Autre raison avancée par Simon Carless : le succès de titres issus de studios modestes, comme Palworld, «qui arrivent à toucher un public mondial grâce à des plateformes comme Steam».

Des titres à gros budget uniquement numériques, «ce sera la norme pour la plupart des jeux Xbox et Playstation d’ici 2028», constatait Mat Piscatella, analyste du secteur chez l’américain Circana, sur X en juin.

Avec l’arrivée en 2020 de versions sans support de lecture physique de la dernière génération de consoles, la Xbox Series S et la PS5 digital, Microsoft et Sony ont envoyé un signal fort sur la place des ventes numériques dans leurs stratégies.

Un virage très amorcé pour Microsoft

En janvier, Microsoft a annoncé le licenciement de 1'900 personnes dans sa division «jeux», afin de consolider l’acquisition d’Activision. Dans un message posté sur X, le journaliste américain Jez Corden affirmait que le géant informatique avait «fermé les départements chargés de commercialiser les jeux Xbox dans les points de vente physiques.»

L’entreprise mise désormais sur les achats en ligne pour dynamiser son activité. Son offre Game Pass, qui permet d’accéder à un large catalogue de jeux sur sa plateforme, comptait 34 millions d’abonnés en février, 36% de plus que le chiffre annoncé il y a deux ans.

Avec toutefois une exception: Nintendo. Dans un rapport financier publié en mars, le constructeur japonais indique que les versions physiques représentent encore près de la moitié de ses ventes de jeux entre avril et décembre 2023.

Nintendo fait bande à part

«Notre chiffre d’affaires se maintenait grâce à Nintendo», confirme à l’AFP Thomas Bachellerie, plus connu sous le pseudonyme Gyo sur les réseaux.
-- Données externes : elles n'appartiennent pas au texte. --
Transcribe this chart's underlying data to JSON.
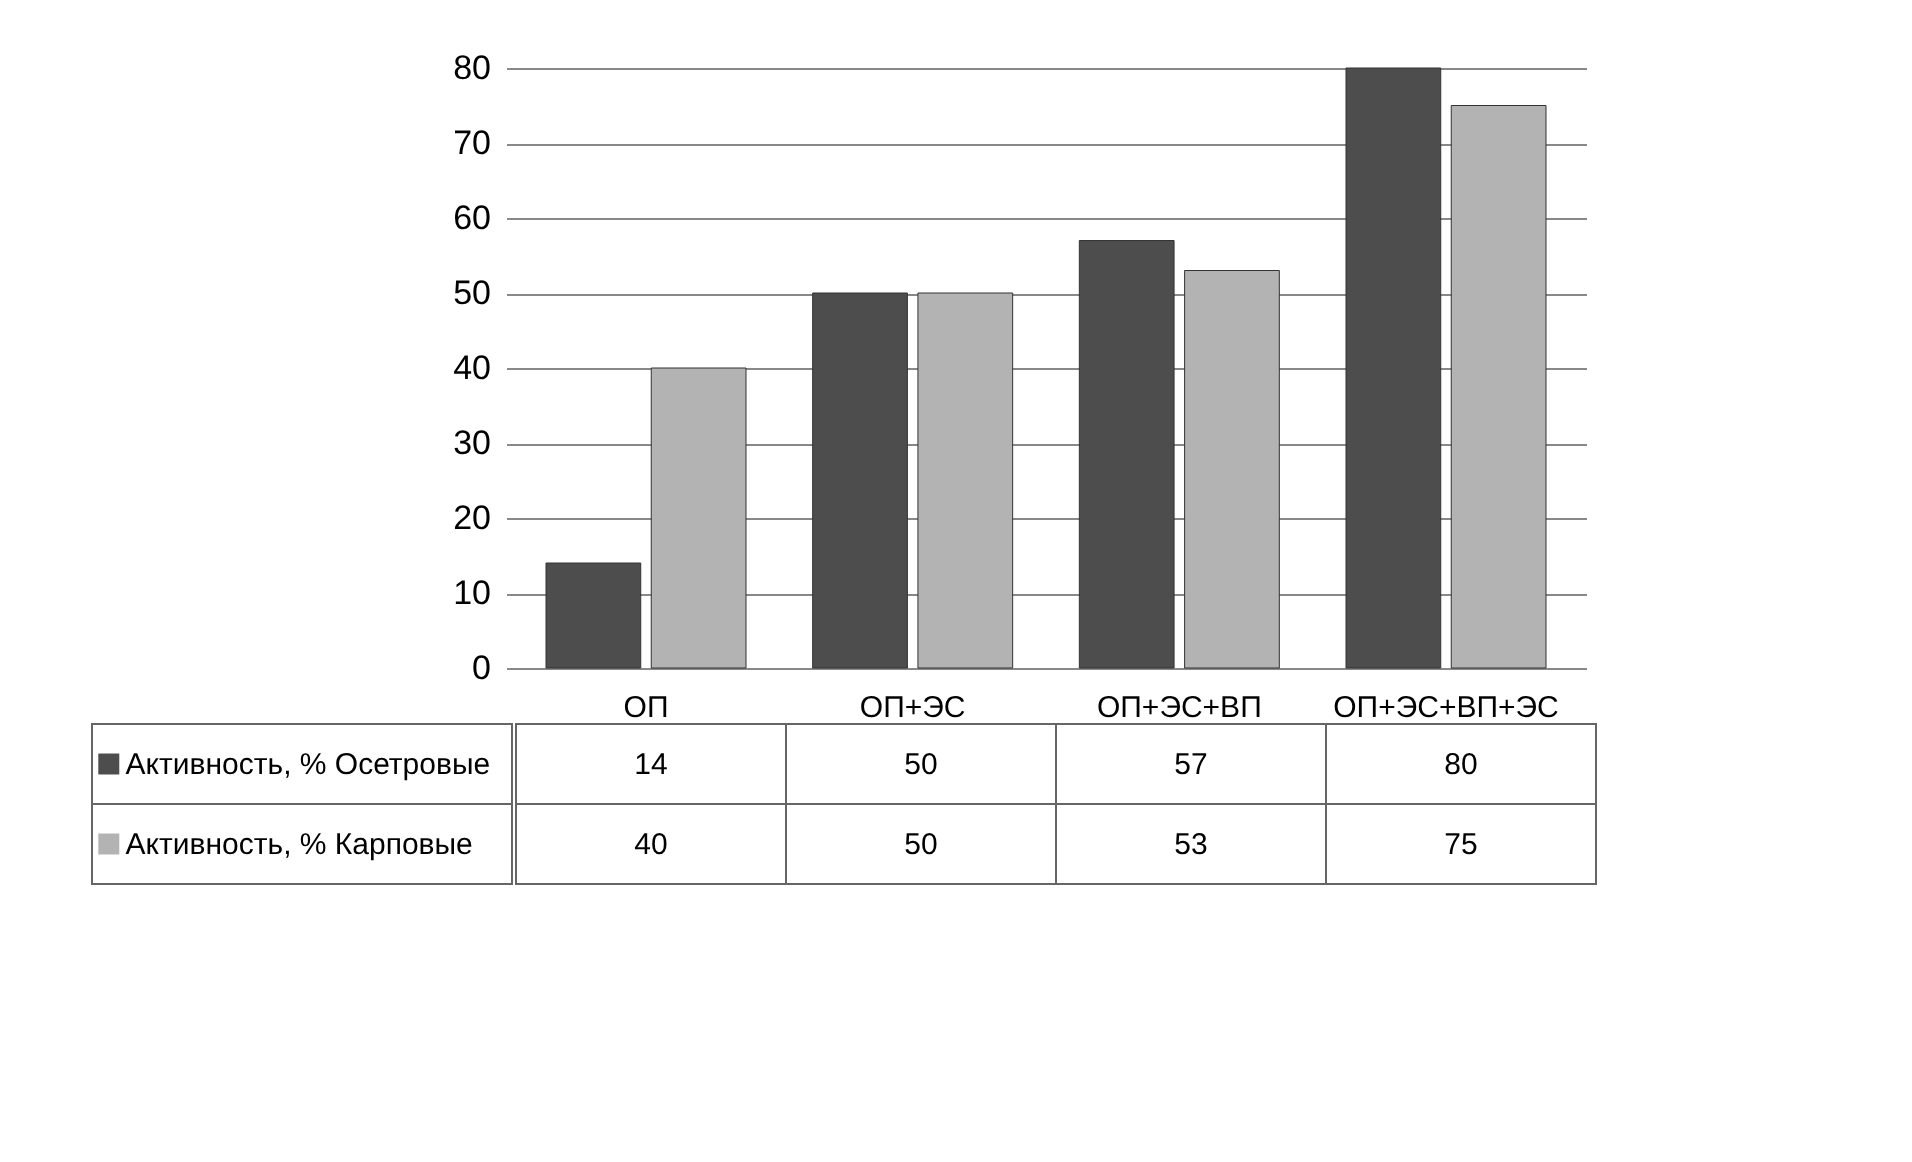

Cet ancien gérant de magasin à Lyon se souvient d’une file d’attente «comme à l’époque» devant sa boutique pour la sortie du dernier Zelda en mai. «Ca n’existe plus pour les autres consoles.»

Face à la concurrence du dématérialisé, mais aussi des boutiques en ligne et des grandes surfaces, le Français a mis un terme en janvier à ses douze ans d’activité.

Comme pour le vinyle

«C’est la mort du jeu physique tel qu’on le connaît», regrette-t-il. A l’image du vinyle pour la musique, il estime que le jeu vidéo sur support physique va devenir un marché «de collectionneurs».

Ainsi, le jeu de rôle médiéval-fantastique «Baldur’s Gate 3», élu «jeu de l’année» aux Game Awards en décembre et jusqu’alors uniquement disponible en téléchargement, va connaitre une sortie physique en 2024 pour répondre notamment à la demande des fans.

S’il reconnait le côté «pratique» à ne pas avoir à sortir de chez soi lorsqu’on achète en ligne, Nassim, joueur parisien de 24 ans, entretient aussi une certaine «méfiance» envers les versions numériques: «On a déjà vu des jeux être retirés des serveurs donc je préfère les avoir avec moi».

«J’ai gardé mes vieux jeux pour les faire découvrir à mon fils», ajoute Damien, 50 ans, ancien joueur accompagnant son fils de 10 ans dans un magasin de jeu vidéo parisien. «Avec le dématérialisé, on risque de perdre cet esprit de transmission».